I have here a Powerbook G3 Lombard/Bronze keyboard that I can't for the life of me get to hold an OSX install. I can install 10.3 just fine, but after one or two reboots or cold boots, it refuses to start up - I get the "prohibited" icon screen no matter what. I can't even boot to OS9 on the neighboring partition, I can only boot to CDs. I'm using a 32GB CF card as the hard drive but that shouldn't be the issue. I did take out the top 256MB of RAM in the upper slot since the installer goes bonkers with it in, but the main problem happens whether it's installed or left out.

The PRAM and main batteries are both quite dead, but I can't imagine them causing a problem of this magnitude. What is going on?

 
Once booted back up from a CD, did you try running XPostFacto again to install all the patches and reset caches again? And fix permissions if possible. I owned a Lombard way back and it ran 10.4.x decently well through XPF.

 
10.3 doesn't need XPostFacto - it's the last system that's officially supported.

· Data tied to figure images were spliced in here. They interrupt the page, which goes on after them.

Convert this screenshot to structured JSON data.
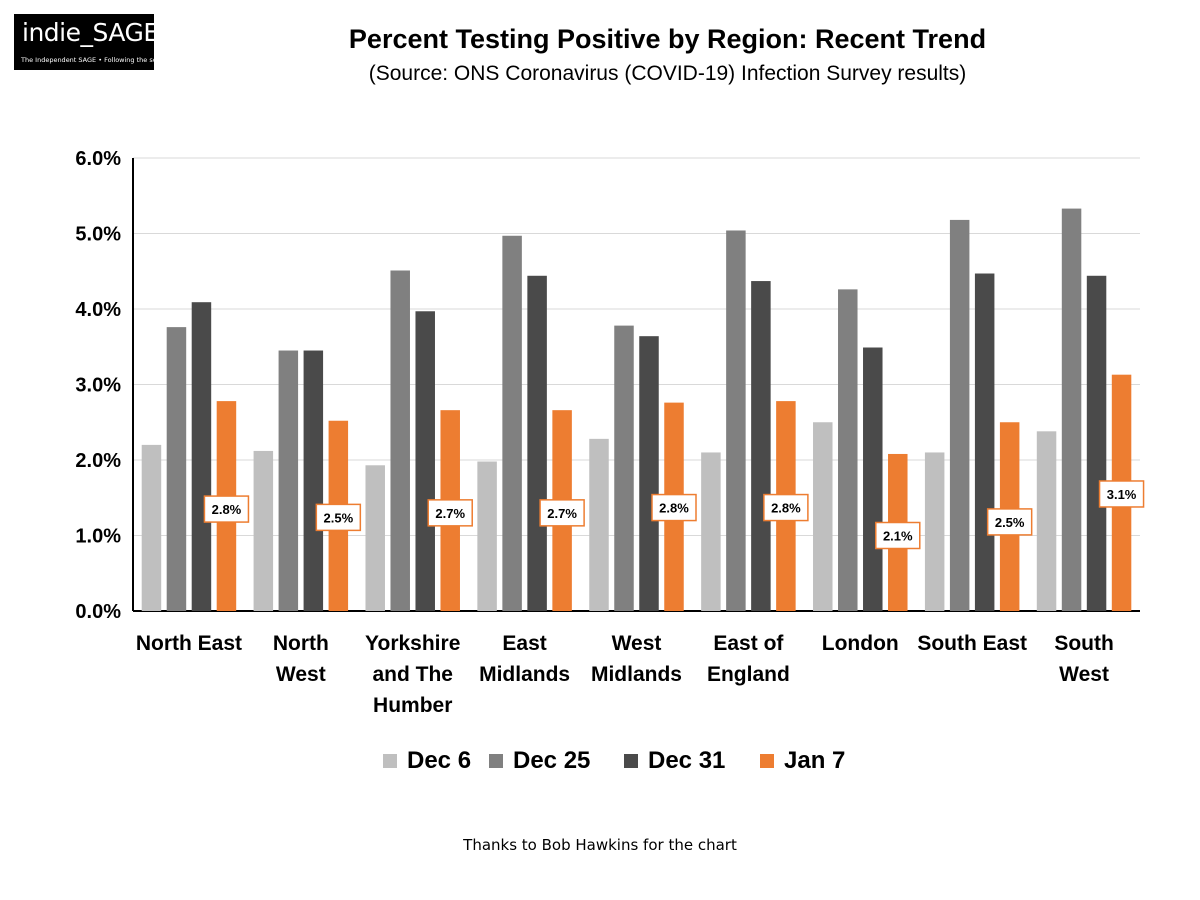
{
  "header": {
    "logo_name": "indie_SAGE",
    "logo_tagline": "The Independent SAGE • Following the science",
    "title": "Percent Testing Positive by Region: Recent Trend",
    "subtitle": "(Source: ONS Coronavirus (COVID-19) Infection Survey results)"
  },
  "footer": {
    "credit": "Thanks to Bob Hawkins for the chart"
  },
  "chart_data": {
    "type": "bar",
    "title": "Percent Testing Positive by Region: Recent Trend",
    "xlabel": "",
    "ylabel": "",
    "ylim": [
      0,
      6
    ],
    "yticks": [
      "0.0%",
      "1.0%",
      "2.0%",
      "3.0%",
      "4.0%",
      "5.0%",
      "6.0%"
    ],
    "grid": true,
    "legend_position": "bottom",
    "categories": [
      [
        "North East"
      ],
      [
        "North",
        "West"
      ],
      [
        "Yorkshire",
        "and The",
        "Humber"
      ],
      [
        "East",
        "Midlands"
      ],
      [
        "West",
        "Midlands"
      ],
      [
        "East of",
        "England"
      ],
      [
        "London"
      ],
      [
        "South East"
      ],
      [
        "South",
        "West"
      ]
    ],
    "series": [
      {
        "name": "Dec 6",
        "color": "#bfbfbf",
        "values": [
          2.2,
          2.12,
          1.93,
          1.98,
          2.28,
          2.1,
          2.5,
          2.1,
          2.38
        ]
      },
      {
        "name": "Dec 25",
        "color": "#808080",
        "values": [
          3.76,
          3.45,
          4.51,
          4.97,
          3.78,
          5.04,
          4.26,
          5.18,
          5.33
        ]
      },
      {
        "name": "Dec 31",
        "color": "#4a4a4a",
        "values": [
          4.09,
          3.45,
          3.97,
          4.44,
          3.64,
          4.37,
          3.49,
          4.47,
          4.44
        ]
      },
      {
        "name": "Jan 7",
        "color": "#ed7d31",
        "values": [
          2.78,
          2.52,
          2.66,
          2.66,
          2.76,
          2.78,
          2.08,
          2.5,
          3.13
        ]
      }
    ],
    "data_labels": [
      "2.8%",
      "2.5%",
      "2.7%",
      "2.7%",
      "2.8%",
      "2.8%",
      "2.1%",
      "2.5%",
      "3.1%"
    ],
    "data_label_levels": [
      1.35,
      1.24,
      1.3,
      1.3,
      1.37,
      1.37,
      1.0,
      1.18,
      1.55
    ]
  }
}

I was able to mostly solve the issue - I repartitioned the drive with Drive Setup (and not Disk utility from the OSX install disc) and situated the OSX and OS9 partitions within the first 8GB of the drive. I think I did that before but this time I made the partitions 1 megabyte smaller. This time, the OSX install isn't nuking itself, so far. It still has an issue where it won't remember the startup disk and defaults to booting to the OSX partition every time, but that might be the dead PRAM battery's fault. Too bad I can't seem to find any replacement PRAM batteries anywhere online...

 
Last edited by a moderator:
Ah, I totally forgot the Lombard had official 10.3 support, was thinking it was cut off after 10.2.8.
Yep.  The Lombard can even run 10.4, but can't run an unmodified installer on it, as has an arbitrary blocklist that prevents the installer form running on machines without built-in Firewire;  The OS itself has no such block, so to work around it, one can simply install 10.4 on an officially supported machine and swap the hard drive into the Lombard.  It's quite slow, but it'll work.

c

 
Neither did I, until I installed a hard drive in mine while rebuilding it, not knowing I had an install of 10.4 on it.  I was very surprised to see it boot up to 10.4 when I expected the drive to be blank!